A Justiça de Duas Velocidades
Lula foi condenado em 2017 e preso em abril de 2018, permanecendo 580 dias encarcerado em Curitiba. A condenação, imposta pelo então juiz Sergio Moro, foi posteriormente anulada pelo Supremo Tribunal Federal, que reconheceu que a 13ª Vara Federal de Curitiba não era o "juiz natural" dos casos. Mais grave ainda: o STF também decidiu que Moro agiu com parcialidade ao condenar Lula, configurando negação ao julgamento justo. As conversas vazadas pelo The Intercept Brasil em 2019 revelaram que o próprio Moro e procuradores da Lava Jato combinavam estratégias processuais por aplicativo de mensagens — ou seja, a condenação foi construída, não conquistada.
Enquanto isso, Flávio Bolsonaro, senador e filho do ex-presidente, enfrentou investigações sobre um esquema de "rachadinha" — desvio de parte dos salários de assessores — quando era deputado estadual no Rio de Janeiro. As investigações se arrastaram, e o caso segue em tramitação com recursos e manobras protelatórias. Não houve prisão, não houve execração pública midiática, não houve campanha para destruir sua imagem. A diferença de tratamento é escancarada.

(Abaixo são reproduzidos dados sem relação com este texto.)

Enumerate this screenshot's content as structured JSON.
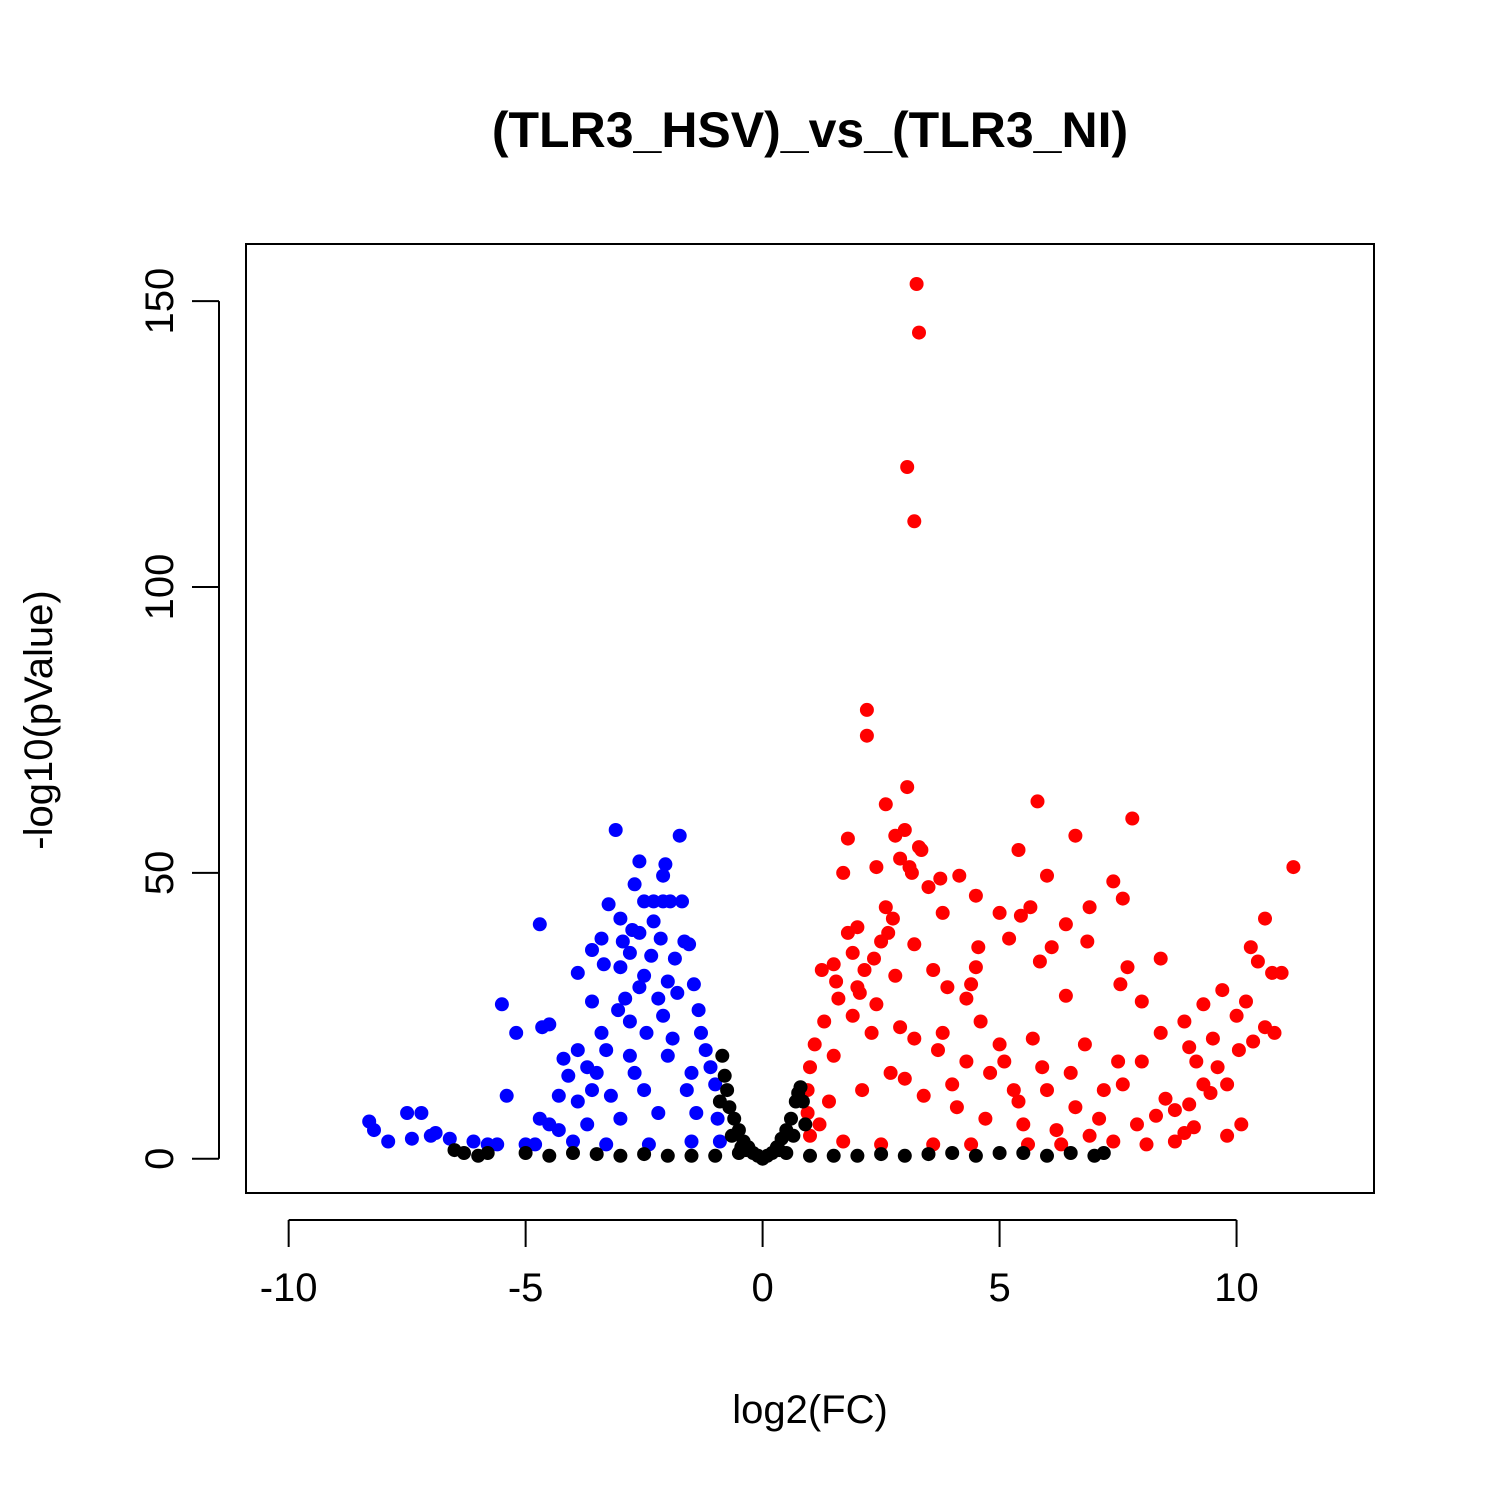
{
  "chart_data": {
    "type": "scatter",
    "title": "(TLR3_HSV)_vs_(TLR3_NI)",
    "xlabel": "log2(FC)",
    "ylabel": "-log10(pValue)",
    "xlim": [
      -10.9,
      12.9
    ],
    "ylim": [
      -6,
      160
    ],
    "x_ticks": [
      -10,
      -5,
      0,
      5,
      10
    ],
    "x_tick_labels": [
      "-10",
      "-5",
      "0",
      "5",
      "10"
    ],
    "y_ticks": [
      0,
      50,
      100,
      150
    ],
    "y_tick_labels": [
      "0",
      "50",
      "100",
      "150"
    ],
    "grid": false,
    "legend": "none",
    "colors": {
      "down": "#0000ff",
      "up": "#ff0000",
      "ns": "#000000"
    },
    "series": [
      {
        "color_key": "up",
        "points": [
          [
            3.25,
            153
          ],
          [
            3.3,
            144.5
          ],
          [
            3.05,
            121
          ],
          [
            3.2,
            111.5
          ],
          [
            2.2,
            78.5
          ],
          [
            2.2,
            74
          ],
          [
            3.05,
            65
          ],
          [
            2.6,
            62
          ],
          [
            5.8,
            62.5
          ],
          [
            7.8,
            59.5
          ],
          [
            1.8,
            56
          ],
          [
            3.0,
            57.5
          ],
          [
            2.8,
            56.5
          ],
          [
            6.6,
            56.5
          ],
          [
            3.3,
            54.5
          ],
          [
            3.35,
            54
          ],
          [
            5.4,
            54
          ],
          [
            11.2,
            51
          ],
          [
            2.9,
            52.5
          ],
          [
            2.4,
            51
          ],
          [
            1.7,
            50
          ],
          [
            3.1,
            51
          ],
          [
            3.15,
            50
          ],
          [
            4.15,
            49.5
          ],
          [
            6.0,
            49.5
          ],
          [
            7.4,
            48.5
          ],
          [
            3.75,
            49
          ],
          [
            3.5,
            47.5
          ],
          [
            4.5,
            46
          ],
          [
            7.6,
            45.5
          ],
          [
            6.9,
            44
          ],
          [
            5.65,
            44
          ],
          [
            2.6,
            44
          ],
          [
            5.0,
            43
          ],
          [
            3.8,
            43
          ],
          [
            5.45,
            42.5
          ],
          [
            4.55,
            37
          ],
          [
            6.4,
            41
          ],
          [
            10.6,
            42
          ],
          [
            2.75,
            42
          ],
          [
            2.65,
            39.5
          ],
          [
            2.0,
            40.5
          ],
          [
            1.8,
            39.5
          ],
          [
            3.2,
            37.5
          ],
          [
            5.2,
            38.5
          ],
          [
            6.1,
            37
          ],
          [
            8.4,
            35
          ],
          [
            10.3,
            37
          ],
          [
            10.45,
            34.5
          ],
          [
            10.75,
            32.5
          ],
          [
            10.95,
            32.5
          ],
          [
            7.7,
            33.5
          ],
          [
            6.85,
            38
          ],
          [
            5.85,
            34.5
          ],
          [
            4.5,
            33.5
          ],
          [
            3.6,
            33
          ],
          [
            2.35,
            35
          ],
          [
            2.8,
            32
          ],
          [
            8.0,
            27.5
          ],
          [
            6.4,
            28.5
          ],
          [
            4.4,
            30.5
          ],
          [
            3.9,
            30
          ],
          [
            7.55,
            30.5
          ],
          [
            9.7,
            29.5
          ],
          [
            10.2,
            27.5
          ],
          [
            9.3,
            27
          ],
          [
            10.0,
            25
          ],
          [
            8.9,
            24
          ],
          [
            8.4,
            22
          ],
          [
            10.6,
            23
          ],
          [
            10.8,
            22
          ],
          [
            9.5,
            21
          ],
          [
            9.0,
            19.5
          ],
          [
            10.35,
            20.5
          ],
          [
            8.0,
            17
          ],
          [
            10.05,
            19
          ],
          [
            9.15,
            17
          ],
          [
            9.6,
            16
          ],
          [
            9.8,
            13
          ],
          [
            9.45,
            11.5
          ],
          [
            9.0,
            9.5
          ],
          [
            10.1,
            6
          ],
          [
            9.8,
            4
          ],
          [
            9.1,
            5.5
          ],
          [
            8.5,
            10.5
          ],
          [
            7.2,
            12
          ],
          [
            7.6,
            13
          ],
          [
            6.5,
            15
          ],
          [
            5.9,
            16
          ],
          [
            5.1,
            17
          ],
          [
            4.8,
            15
          ],
          [
            4.3,
            17
          ],
          [
            3.7,
            19
          ],
          [
            3.2,
            21
          ],
          [
            2.9,
            23
          ],
          [
            2.3,
            22
          ],
          [
            1.9,
            25
          ],
          [
            1.6,
            28
          ],
          [
            1.3,
            24
          ],
          [
            1.1,
            20
          ],
          [
            1.0,
            16
          ],
          [
            0.95,
            12
          ],
          [
            0.95,
            8
          ],
          [
            1.0,
            4
          ],
          [
            1.5,
            18
          ],
          [
            2.0,
            30
          ],
          [
            2.4,
            27
          ],
          [
            2.7,
            15
          ],
          [
            3.4,
            11
          ],
          [
            4.1,
            9
          ],
          [
            4.7,
            7
          ],
          [
            5.5,
            6
          ],
          [
            6.2,
            5
          ],
          [
            6.9,
            4
          ],
          [
            7.4,
            3
          ],
          [
            8.1,
            2.5
          ],
          [
            8.7,
            3
          ],
          [
            8.9,
            4.5
          ],
          [
            7.1,
            7
          ],
          [
            6.6,
            9
          ],
          [
            5.3,
            12
          ],
          [
            4.0,
            13
          ],
          [
            3.0,
            14
          ],
          [
            2.1,
            12
          ],
          [
            1.4,
            10
          ],
          [
            1.2,
            6
          ],
          [
            1.7,
            3
          ],
          [
            2.5,
            2.5
          ],
          [
            3.6,
            2.5
          ],
          [
            4.4,
            2.5
          ],
          [
            5.6,
            2.5
          ],
          [
            6.3,
            2.5
          ],
          [
            1.25,
            33
          ],
          [
            1.5,
            34
          ],
          [
            1.9,
            36
          ],
          [
            2.15,
            33
          ],
          [
            2.5,
            38
          ],
          [
            2.05,
            29
          ],
          [
            1.55,
            31
          ],
          [
            4.3,
            28
          ],
          [
            5.0,
            20
          ],
          [
            5.7,
            21
          ],
          [
            6.8,
            20
          ],
          [
            7.5,
            17
          ],
          [
            6.0,
            12
          ],
          [
            5.4,
            10
          ],
          [
            3.8,
            22
          ],
          [
            4.6,
            24
          ],
          [
            7.9,
            6
          ],
          [
            8.3,
            7.5
          ],
          [
            8.7,
            8.5
          ],
          [
            9.3,
            13
          ]
        ]
      },
      {
        "color_key": "down",
        "points": [
          [
            -3.1,
            57.5
          ],
          [
            -1.75,
            56.5
          ],
          [
            -2.6,
            52
          ],
          [
            -2.05,
            51.5
          ],
          [
            -2.1,
            49.5
          ],
          [
            -2.7,
            48
          ],
          [
            -3.25,
            44.5
          ],
          [
            -2.5,
            45
          ],
          [
            -2.3,
            45
          ],
          [
            -2.1,
            45
          ],
          [
            -1.95,
            45
          ],
          [
            -1.7,
            45
          ],
          [
            -3.0,
            42
          ],
          [
            -2.3,
            41.5
          ],
          [
            -4.7,
            41
          ],
          [
            -2.75,
            40
          ],
          [
            -2.6,
            39.5
          ],
          [
            -3.4,
            38.5
          ],
          [
            -2.95,
            38
          ],
          [
            -2.15,
            38.5
          ],
          [
            -1.65,
            38
          ],
          [
            -1.55,
            37.5
          ],
          [
            -3.6,
            36.5
          ],
          [
            -2.8,
            36
          ],
          [
            -2.35,
            35.5
          ],
          [
            -1.85,
            35
          ],
          [
            -3.35,
            34
          ],
          [
            -3.0,
            33.5
          ],
          [
            -3.9,
            32.5
          ],
          [
            -2.5,
            32
          ],
          [
            -2.0,
            31
          ],
          [
            -1.45,
            30.5
          ],
          [
            -3.6,
            27.5
          ],
          [
            -2.9,
            28
          ],
          [
            -5.5,
            27
          ],
          [
            -4.5,
            23.5
          ],
          [
            -4.65,
            23
          ],
          [
            -5.2,
            22
          ],
          [
            -3.4,
            22
          ],
          [
            -2.8,
            24
          ],
          [
            -2.1,
            25
          ],
          [
            -1.35,
            26
          ],
          [
            -3.9,
            19
          ],
          [
            -4.2,
            17.5
          ],
          [
            -3.7,
            16
          ],
          [
            -4.1,
            14.5
          ],
          [
            -3.5,
            15
          ],
          [
            -2.8,
            18
          ],
          [
            -2.0,
            18
          ],
          [
            -1.2,
            19
          ],
          [
            -5.4,
            11
          ],
          [
            -4.3,
            11
          ],
          [
            -3.9,
            10
          ],
          [
            -3.2,
            11
          ],
          [
            -2.5,
            12
          ],
          [
            -1.6,
            12
          ],
          [
            -1.0,
            13
          ],
          [
            -4.7,
            7
          ],
          [
            -4.5,
            6
          ],
          [
            -4.3,
            5
          ],
          [
            -3.7,
            6
          ],
          [
            -3.0,
            7
          ],
          [
            -2.2,
            8
          ],
          [
            -1.4,
            8
          ],
          [
            -0.95,
            7
          ],
          [
            -0.9,
            3
          ],
          [
            -1.5,
            3
          ],
          [
            -2.4,
            2.5
          ],
          [
            -3.3,
            2.5
          ],
          [
            -4.0,
            3
          ],
          [
            -5.0,
            2.5
          ],
          [
            -5.6,
            2.5
          ],
          [
            -6.1,
            3
          ],
          [
            -6.6,
            3.5
          ],
          [
            -7.0,
            4
          ],
          [
            -7.2,
            8
          ],
          [
            -7.5,
            8
          ],
          [
            -7.4,
            3.5
          ],
          [
            -8.3,
            6.5
          ],
          [
            -8.2,
            5
          ],
          [
            -7.9,
            3
          ],
          [
            -5.8,
            2.5
          ],
          [
            -4.8,
            2.5
          ],
          [
            -6.9,
            4.5
          ],
          [
            -2.6,
            30
          ],
          [
            -2.2,
            28
          ],
          [
            -1.8,
            29
          ],
          [
            -3.05,
            26
          ],
          [
            -2.45,
            22
          ],
          [
            -1.9,
            21
          ],
          [
            -1.3,
            22
          ],
          [
            -3.3,
            19
          ],
          [
            -2.7,
            15
          ],
          [
            -1.5,
            15
          ],
          [
            -1.1,
            16
          ],
          [
            -3.6,
            12
          ]
        ]
      },
      {
        "color_key": "ns",
        "points": [
          [
            0,
            0
          ],
          [
            -0.1,
            0.5
          ],
          [
            0.1,
            0.5
          ],
          [
            -0.2,
            1
          ],
          [
            0.2,
            1
          ],
          [
            -0.3,
            2
          ],
          [
            0.3,
            2
          ],
          [
            -0.4,
            3
          ],
          [
            0.4,
            3.5
          ],
          [
            -0.5,
            5
          ],
          [
            0.5,
            5
          ],
          [
            -0.6,
            7
          ],
          [
            0.6,
            7
          ],
          [
            -0.7,
            9
          ],
          [
            0.7,
            10
          ],
          [
            -0.75,
            12
          ],
          [
            0.8,
            12.5
          ],
          [
            -0.8,
            14.5
          ],
          [
            -0.85,
            18
          ],
          [
            0.85,
            10
          ],
          [
            -0.9,
            10
          ],
          [
            0.9,
            6
          ],
          [
            -0.5,
            1
          ],
          [
            0.5,
            1
          ],
          [
            -1.5,
            0.5
          ],
          [
            1.5,
            0.5
          ],
          [
            -3,
            0.5
          ],
          [
            3,
            0.5
          ],
          [
            -4.5,
            0.5
          ],
          [
            4.5,
            0.5
          ],
          [
            -6,
            0.5
          ],
          [
            6,
            0.5
          ],
          [
            7,
            0.5
          ],
          [
            -6.5,
            1.5
          ],
          [
            -6.3,
            1
          ],
          [
            -5.8,
            1
          ],
          [
            -5,
            1
          ],
          [
            -4,
            1
          ],
          [
            -3.5,
            0.8
          ],
          [
            -2.5,
            0.8
          ],
          [
            -2,
            0.5
          ],
          [
            -1,
            0.5
          ],
          [
            1,
            0.5
          ],
          [
            2,
            0.5
          ],
          [
            2.5,
            0.8
          ],
          [
            3.5,
            0.8
          ],
          [
            4,
            1
          ],
          [
            5,
            1
          ],
          [
            5.5,
            1
          ],
          [
            6.5,
            1
          ],
          [
            7.2,
            1
          ],
          [
            -0.65,
            4
          ],
          [
            0.65,
            4
          ],
          [
            -0.35,
            1.5
          ],
          [
            0.35,
            1.5
          ],
          [
            0.75,
            11.5
          ],
          [
            -0.45,
            2
          ]
        ]
      }
    ]
  }
}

A Fome Como Escolha Política
Lula fez da luta contra a fome o centro de seus governos. Em 2003, lançou o programa Fome Zero, que combinava transferência de renda (Bolsa Família) com incentivo à agricultura familiar, educação e saneamento. O resultado foi histórico: em 2014, o Brasil saiu do Mapa da Fome da ONU, com a insegurança alimentar grave caindo para menos de 5% da população. O programa não era apenas assistencialista — era estruturante, porque exigia frequência escolar e acompanhamento de saúde das crianças beneficiadas.
O que aconteceu depois? A partir de 2016, com o impeachment de Dilma Rousseff e depois com o governo de Jair Bolsonaro, os gastos sociais foram cortados, programas desmontados e a economia priorizada em detrimento das pessoas. Em 2021, o Brasil voltou ao Mapa da Fome. Mais de 33 milhões de brasileiros passaram a conviver com a fome diária.
Jair Bolsonaro ainda tentou capitalizar politicamente o Auxílio Emergencial durante a pandemia, mas o programa foi marcado por hesitações: o governo propôs inicialmente apenas 200 reais mensais, o Congresso forçou o aumento para 600, e Bolsonaro demorou um mês para sancionar, além de vetar o benefício para grupos de trabalhadores que deveriam recebê-lo. Não foi política pública — foi cálculo eleitoral.
Números Que Doem
Os dados acadêmicos mostram que, durante os governos do PT (2003-2016), a renda de todas as classes cresceu, mas a dos pobres cresceu proporcionalmente mais. A participação de negros e pobres nas universidades saltou: entre 2003 e 2018, a proporção de estudantes brancos caiu de 59% para 43%, enquanto a de negros subiu de 34% para 51%. Isso significa que políticas de cotas e expansão do ensino superior funcionaram — e incomodaram profundamente a classe média tradicional, que via seu espaço social "invadido" por emergentes.
Após 2016, com o giro à direita, a renda de todas as classes caiu — exceto a do 1% mais rico. Os mais pobres foram os que mais perderam.
O Que Está em Jogo
Não se trata de defender Lula ou atacar Bolsonaro por questões partidárias. Trata-se de reconhecer que existe um projeto político que aposta na inclusão, na distribuição de renda e na dignidade dos mais pobres — e outro que aposta na concentração, na exclusão e no desprezo pelos vulneráveis. Trata-se de reconhecer que a mesma elite que aplaudiu a prisão de Lula sem provas sólidas agora silencia diante das evidências que cercam a família Bolsonaro.
Trata-se, acima de tudo, de reconhecer que a fome voltou ao Brasil, que milhões de crianças dormem sem jantar, e que isso não é acidente — é resultado de escolhas políticas deliberadas. E quem escolheu cortar programas sociais, quem escolheu priorizar o agronegócio exportador em detrimento da agricultura familiar, quem escolheu ignorar a pandemia enquanto ela matava, não pode fingir surpresa com os números da miséria que ajudou a criar.